Later begonnen Christenen het gebruik van licht en vuur in associatie met Christelijke ceremoniën. Er waren toen al leiders die het gebruik door christenen niet goed keurden vanwege de associatie met heidense religies.
 
Maar ondanks dit bleven de gewone mensen in de straten kaarsen gebruiken tijdens uitvaarten en lampen in de catacomben, als een symbool van eeuwige leven, van hoop en over het juichen over het nieuwe leven dat begon en als altijd, als een symbool van God’s Aanwezigheid.
 
Heronymus, de beroemden Kerkvader zei hierover dat het geen kwaad kon, als Christenen kaarsen opsteken om martelaren en heiligen te eren, er is niets mis met het opsteken van een kaars of lamp. Hij waarschuwde wel om het niet te gebruiken als heidenen voor hun afgodsbeelden.
 
Natuurlijk is het verkeerd van de heidenen om dit voor hun afgoden te doen, maar we doen dit als Christenen, niet alsof de handeling iets goeds voor ons zal doen maar alleen als een symbool en we weten het verschil.
 
En in de Kerken in het Oosten hebben ze ook brandende kaarsen als het Evangelie word gelezen. Dit gebruik zie je ook in de kerken in het Westen.
 
Er is getuigenis van het gebruik van kaarsen in de Liturgie van de Kerk uit de 4e eeuw, en bij de gebruik tijdens uitvaarten doop, ordinatie en natuurlijk tijdens de Eucharistie. En in de 12e eeuw A.D. werd het gebruikt in alle kerken. En olielampen werden vervangen door kaarsen.
 
Het werd op het Altaar gezet om de Aanwezigheid van Christus in de Eucharistie te onderschrijven.
 
Tijdens de Reformatie hebben de Protestanten de richtlijnen van het gebruik van kaarsen door St. Hyronymus verworpen. Het werd verboden, officieus, er zijn Protestanten die de oude gebruik door Christenen eerden. En nu is dat ook anders bij vele Christelijke kerken.
 
De symboliek van licht is heel sterk in het westen. Er zijn nog steeds mensen die een beetje ambivalent zijn over de beschikbaarheid in Kerken en sommigen zelfs archwanend.

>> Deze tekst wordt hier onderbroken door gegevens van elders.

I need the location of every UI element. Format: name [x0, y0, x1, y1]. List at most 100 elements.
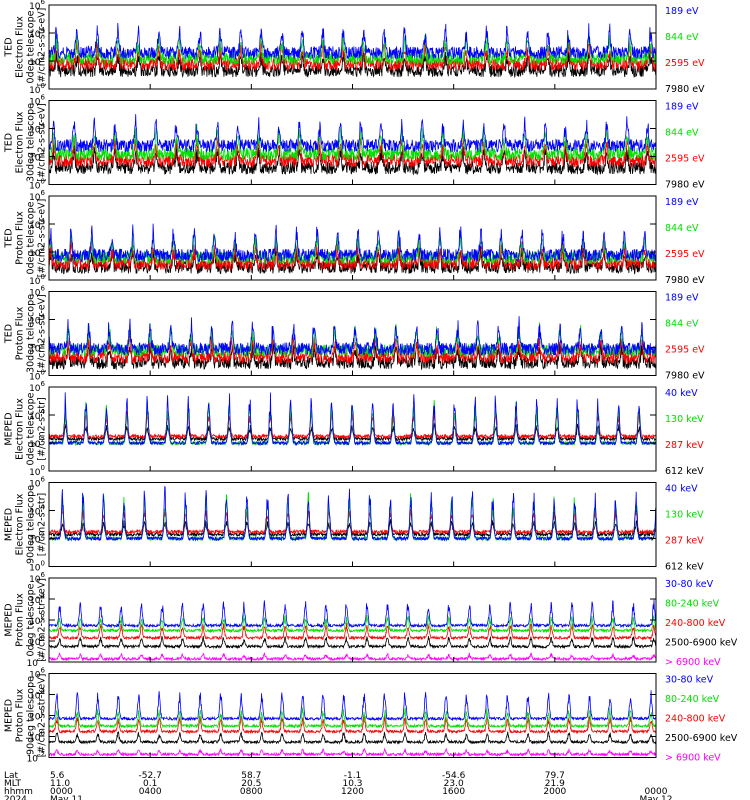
ephemeris-value: 0000: [50, 787, 73, 797]
ephemeris-value: -52.7: [139, 771, 162, 781]
y-axis-label-line: 90deg telescope: [26, 485, 37, 564]
y-axis-label-line: Proton Flux: [15, 688, 26, 742]
series-trace: [48, 485, 657, 542]
ephemeris-value: 5.6: [50, 771, 65, 781]
y-axis-label-line: TED: [4, 133, 15, 153]
legend-entry: 30-80 keV: [665, 675, 714, 686]
legend-entry: 612 keV: [665, 466, 704, 477]
legend-entry: 189 eV: [665, 102, 699, 113]
series-trace: [48, 622, 657, 641]
y-axis-label-line: Proton Flux: [15, 593, 26, 647]
ephemeris-row-label: MLT: [4, 779, 22, 789]
ephemeris-value: 11.0: [50, 779, 70, 789]
legend-entry: 287 keV: [665, 536, 704, 547]
series-trace: [48, 231, 657, 266]
y-axis-label-line: Electron Flux: [15, 398, 26, 460]
series-trace: [48, 690, 657, 722]
series-trace: [48, 316, 657, 357]
series-trace: [48, 340, 657, 371]
series-trace: [48, 223, 657, 263]
panel-5: MEPED Electron Flux 0deg telescope [#/cm2-s…: [4, 380, 705, 478]
legend-entry: 240-800 keV: [665, 714, 726, 725]
y-axis-label-line: [#/cm2-s-str-eV]: [37, 199, 48, 278]
y-axis-label-line: 90deg telescope: [26, 676, 37, 755]
y-axis-label-line: [#/cm2-s-str-eV]: [37, 294, 48, 373]
legend-entry: > 6900 keV: [665, 657, 721, 668]
legend-entry: 240-800 keV: [665, 618, 726, 629]
y-axis-label-line: 30deg telescope: [26, 294, 37, 373]
legend-entry: 844 eV: [665, 319, 699, 330]
series-trace: [48, 392, 657, 447]
legend-entry: 2595 eV: [665, 249, 705, 260]
legend-entry: 7980 eV: [665, 180, 705, 191]
legend-entry: 130 keV: [665, 510, 704, 521]
y-axis-label-line: TED: [4, 228, 15, 248]
panel-6: MEPED Electron Flux 90deg telescope [#/cm2-…: [4, 476, 705, 574]
legend-entry: 189 eV: [665, 6, 699, 17]
panel-7: MEPED Proton Flux 0deg telescope [#/cm2-s-s…: [4, 571, 738, 669]
ephemeris-value: 23.0: [444, 779, 464, 789]
series-trace: [48, 40, 657, 72]
ephemeris-value: May 12: [640, 795, 673, 800]
y-axis-label-line: [#/cm2-s-str]: [37, 397, 48, 460]
ephemeris-value: 21.9: [545, 779, 565, 789]
legend-entry: 189 eV: [665, 197, 699, 208]
ephemeris-value: 0400: [139, 787, 162, 797]
panel-4: TED Proton Flux 30deg telescope [#/cm2-s-st…: [4, 285, 706, 383]
legend-entry: 7980 eV: [665, 371, 705, 382]
legend-entry: 844 eV: [665, 32, 699, 43]
y-axis-label-line: Electron Flux: [15, 493, 26, 555]
ephemeris-value: 0800: [240, 787, 263, 797]
panel-frame: [48, 673, 657, 758]
ephemeris-row-label: hhmm: [4, 787, 33, 797]
series-trace: [48, 334, 657, 365]
y-axis-label-line: MEPED: [4, 699, 15, 732]
flux-panels: TED Electron Flux 0deg telescope [#/cm2-s-s…: [4, 0, 738, 765]
ephemeris-value: -1.1: [344, 771, 362, 781]
ephemeris-row-label: 2024: [4, 795, 27, 800]
y-axis-label-line: 0deg telescope: [26, 392, 37, 465]
ephemeris-row-label: Lat: [4, 771, 19, 781]
ephemeris-value: 2000: [543, 787, 566, 797]
legend-entry: 7980 eV: [665, 275, 705, 286]
ephemeris-value: May 11: [50, 795, 83, 800]
legend-entry: 844 eV: [665, 128, 699, 139]
legend-entry: 844 eV: [665, 223, 699, 234]
y-axis-label-line: 0deg telescope: [26, 583, 37, 656]
series-trace: [48, 635, 657, 650]
y-axis-label-line: Electron Flux: [15, 16, 26, 78]
y-axis-label-line: 0deg telescope: [26, 10, 37, 83]
ephemeris-value: 79.7: [545, 771, 565, 781]
series-trace: [48, 599, 657, 629]
y-axis-label-line: MEPED: [4, 603, 15, 636]
y-axis-label-line: [#/cm2-s-str-keV]: [37, 578, 48, 662]
legend-entry: 287 keV: [665, 440, 704, 451]
legend-entry: 80-240 keV: [665, 694, 720, 705]
ephemeris-value: 0.1: [143, 779, 157, 789]
legend-entry: 40 keV: [665, 484, 698, 495]
y-axis-label-line: MEPED: [4, 412, 15, 445]
y-axis-label-line: TED: [4, 37, 15, 57]
y-axis-label-line: [#/cm2-s-str-eV]: [37, 8, 48, 87]
y-axis-label-line: MEPED: [4, 508, 15, 541]
y-axis-label-line: 0deg telescope: [26, 201, 37, 274]
series-trace: [48, 49, 657, 79]
panel-8: MEPED Proton Flux 90deg telescope [#/cm2-s-…: [4, 667, 738, 765]
series-trace: [48, 114, 657, 153]
legend-entry: 189 eV: [665, 293, 699, 304]
legend-entry: 130 keV: [665, 414, 704, 425]
series-trace: [48, 22, 657, 61]
legend-entry: 80-240 keV: [665, 599, 720, 610]
legend-entry: 40 keV: [665, 388, 698, 399]
ephemeris-value: 1200: [341, 787, 364, 797]
legend-entry: 30-80 keV: [665, 579, 714, 590]
legend-entry: 7980 eV: [665, 84, 705, 95]
y-axis-label-line: Proton Flux: [15, 306, 26, 360]
panel-frame: [48, 482, 657, 567]
panel-3: TED Proton Flux 0deg telescope [#/cm2-s-str…: [4, 189, 706, 287]
ephemeris-value: 20.5: [241, 779, 261, 789]
legend-entry: 2595 eV: [665, 154, 705, 165]
legend-entry: 2500-6900 keV: [665, 638, 738, 649]
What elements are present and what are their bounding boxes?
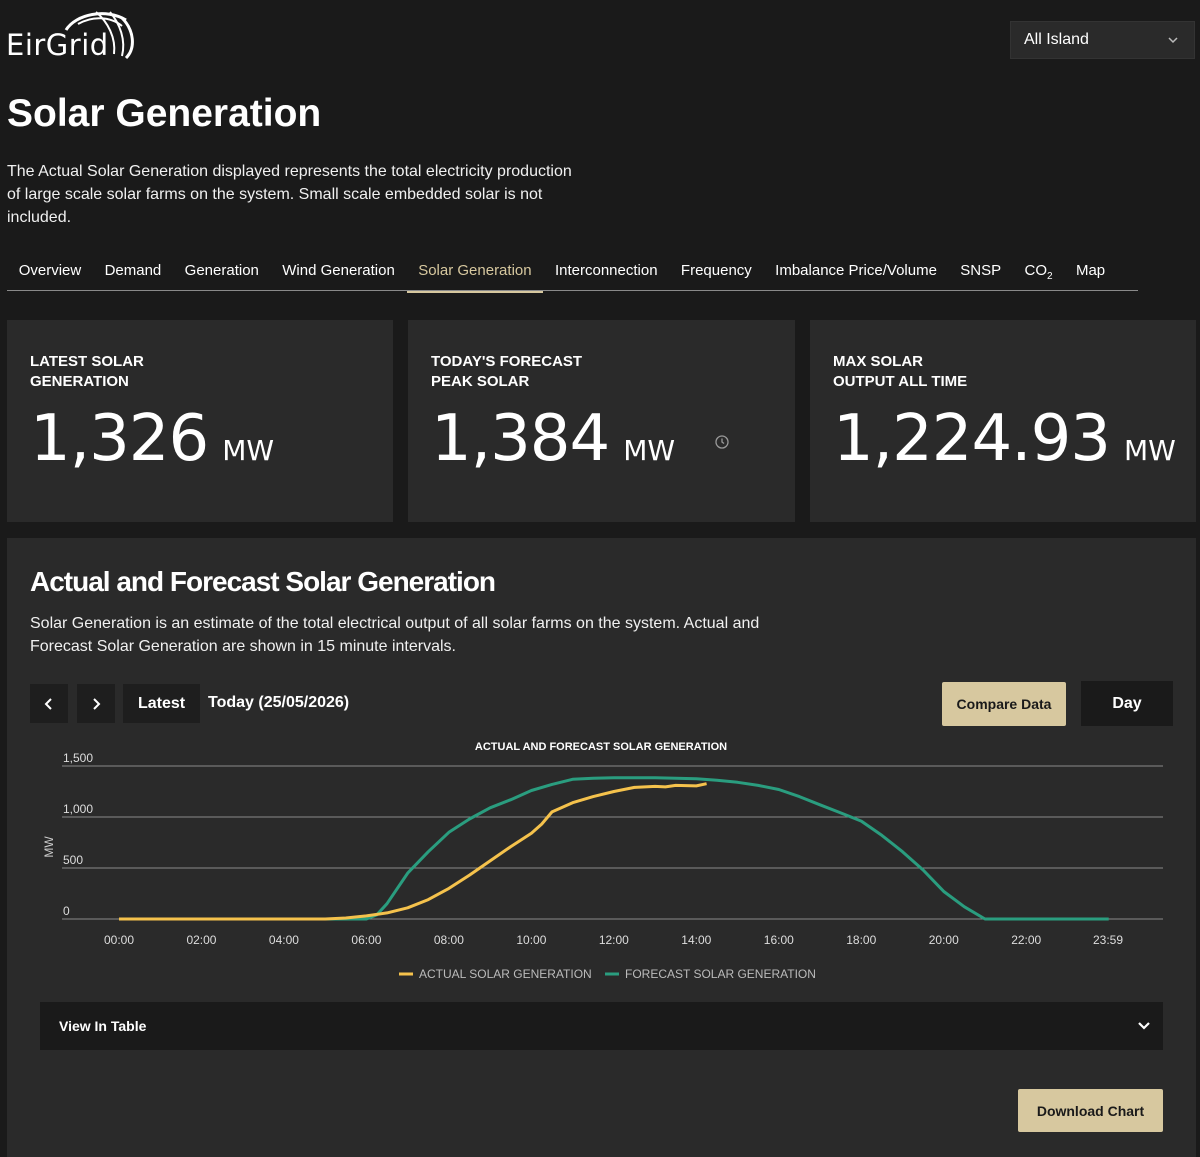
stat-value: 1,224.93 MW	[833, 402, 1176, 476]
stat-unit: MW	[1124, 434, 1176, 467]
tab-bar: Overview Demand Generation Wind Generati…	[7, 252, 1138, 293]
x-tick-label: 22:00	[1011, 933, 1041, 947]
compare-data-button[interactable]: Compare Data	[942, 682, 1066, 726]
y-axis-label: MW	[42, 836, 56, 858]
stat-card-forecast-peak: TODAY'S FORECAST PEAK SOLAR 1,384 MW	[408, 320, 795, 522]
logo-text: EirGrid	[6, 28, 109, 62]
solar-line-chart: ACTUAL AND FORECAST SOLAR GENERATION MW …	[42, 741, 1163, 981]
chevron-left-icon	[44, 697, 52, 710]
stat-label: MAX SOLAR OUTPUT ALL TIME	[833, 353, 968, 390]
eirgrid-logo[interactable]: EirGrid	[6, 8, 136, 64]
tab-co2[interactable]: CO2	[1024, 262, 1053, 282]
x-tick-label: 06:00	[351, 933, 381, 947]
stat-unit: MW	[222, 434, 275, 467]
series-line	[119, 782, 707, 921]
chart-panel: Actual and Forecast Solar Generation Sol…	[7, 538, 1196, 1157]
x-tick-label: 18:00	[846, 933, 876, 947]
x-tick-label: 16:00	[764, 933, 794, 947]
chevron-down-icon	[1138, 1022, 1150, 1030]
tab-overview[interactable]: Overview	[18, 262, 82, 279]
x-tick-label: 08:00	[434, 933, 464, 947]
x-tick-label: 10:00	[516, 933, 546, 947]
legend-label: FORECAST SOLAR GENERATION	[625, 967, 816, 981]
tab-map[interactable]: Map	[1075, 262, 1106, 279]
tab-generation[interactable]: Generation	[184, 262, 259, 279]
download-chart-button[interactable]: Download Chart	[1018, 1089, 1163, 1132]
prev-day-button[interactable]	[30, 684, 68, 723]
region-select[interactable]: All Island	[1010, 21, 1195, 59]
tab-solar-generation[interactable]: Solar Generation	[406, 252, 544, 293]
stat-label: LATEST SOLAR GENERATION	[30, 353, 144, 390]
x-tick-label: 04:00	[269, 933, 299, 947]
tab-imbalance-price-volume[interactable]: Imbalance Price/Volume	[775, 262, 937, 279]
x-tick-label: 02:00	[186, 933, 216, 947]
tab-frequency[interactable]: Frequency	[680, 262, 752, 279]
chart-section-description: Solar Generation is an estimate of the t…	[30, 615, 760, 655]
chevron-down-icon	[1168, 37, 1178, 44]
day-select-button[interactable]: Day	[1081, 681, 1173, 726]
stat-card-latest-solar: LATEST SOLAR GENERATION 1,326 MW	[7, 320, 393, 522]
chevron-right-icon	[93, 697, 101, 710]
x-tick-label: 00:00	[104, 933, 134, 947]
y-tick-label: 1,000	[63, 802, 93, 816]
next-day-button[interactable]	[77, 684, 115, 723]
page-description: The Actual Solar Generation displayed re…	[7, 163, 572, 226]
view-in-table-label: View In Table	[59, 1018, 147, 1034]
y-tick-label: 500	[63, 853, 83, 867]
x-tick-label: 23:59	[1093, 933, 1123, 947]
tab-demand[interactable]: Demand	[104, 262, 162, 279]
x-tick-label: 14:00	[681, 933, 711, 947]
view-in-table-toggle[interactable]: View In Table	[40, 1002, 1163, 1050]
stat-value: 1,384 MW	[431, 402, 730, 476]
stat-label: TODAY'S FORECAST PEAK SOLAR	[431, 353, 583, 390]
chart-title: ACTUAL AND FORECAST SOLAR GENERATION	[475, 741, 727, 753]
tab-wind-generation[interactable]: Wind Generation	[282, 262, 395, 279]
stat-value: 1,326 MW	[30, 402, 275, 476]
chart-section-title: Actual and Forecast Solar Generation	[30, 566, 496, 597]
stat-card-max-solar: MAX SOLAR OUTPUT ALL TIME 1,224.93 MW	[810, 320, 1196, 522]
tab-snsp[interactable]: SNSP	[960, 262, 1002, 279]
region-select-value: All Island	[1024, 31, 1089, 48]
series-line	[119, 776, 1109, 921]
stat-unit: MW	[623, 434, 676, 467]
tab-interconnection[interactable]: Interconnection	[554, 262, 658, 279]
y-tick-label: 0	[63, 904, 70, 918]
y-tick-label: 1,500	[63, 751, 93, 765]
date-label: Today (25/05/2026)	[208, 694, 350, 711]
globe-arc-icon	[64, 11, 134, 60]
latest-button[interactable]: Latest	[123, 684, 200, 723]
legend-label: ACTUAL SOLAR GENERATION	[419, 967, 592, 981]
clock-info-icon[interactable]	[714, 434, 730, 450]
x-tick-label: 12:00	[599, 933, 629, 947]
page-title: Solar Generation	[7, 92, 322, 135]
x-tick-label: 20:00	[929, 933, 959, 947]
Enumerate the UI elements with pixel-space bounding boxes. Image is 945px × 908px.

Maar het is niets meer dan een oude gebruik en eerwaardige teken van waakzaam wachten, net als je en kaars op het venster zet in afwachting op de komst van iemand.
 
De kaars is ook het symbool van de Drieënheid, omdat het uit drie elementen bestaat.
 
En het kaarsvet ook als symbool voor Christus’ lichaam, het pit van de kaars als Zijn Ziel en het vlam als Zijn Goddelijke natuur.
 
Op die manier wordt het opbranden van de kaars gezien als Christus’ offer op het Kruis. Kort daarna werd de rituele gebruik van kaarsen opgedeeld in drie grote devisies die nog steeds gelden. 
 
1.) Ze symboliseren God’s Aanwezigheid, in het bijzonder de Aanwezigheid van Christus als het Licht van de Wereld, en het toejuichen door ons van die Aanwezigheid.
2.) Ze kunnen aangeboden worden als een handeling van devotie. Als in votive lichten.
3.) Of, als ze gezegend zijn, worden ze sacramentaliën, ,objecten voor de ziel- en om symbolisch en feitelijk, net als elke sacramenteel mits goed gebruikt – om de krachten van het duisternis te verdrijven.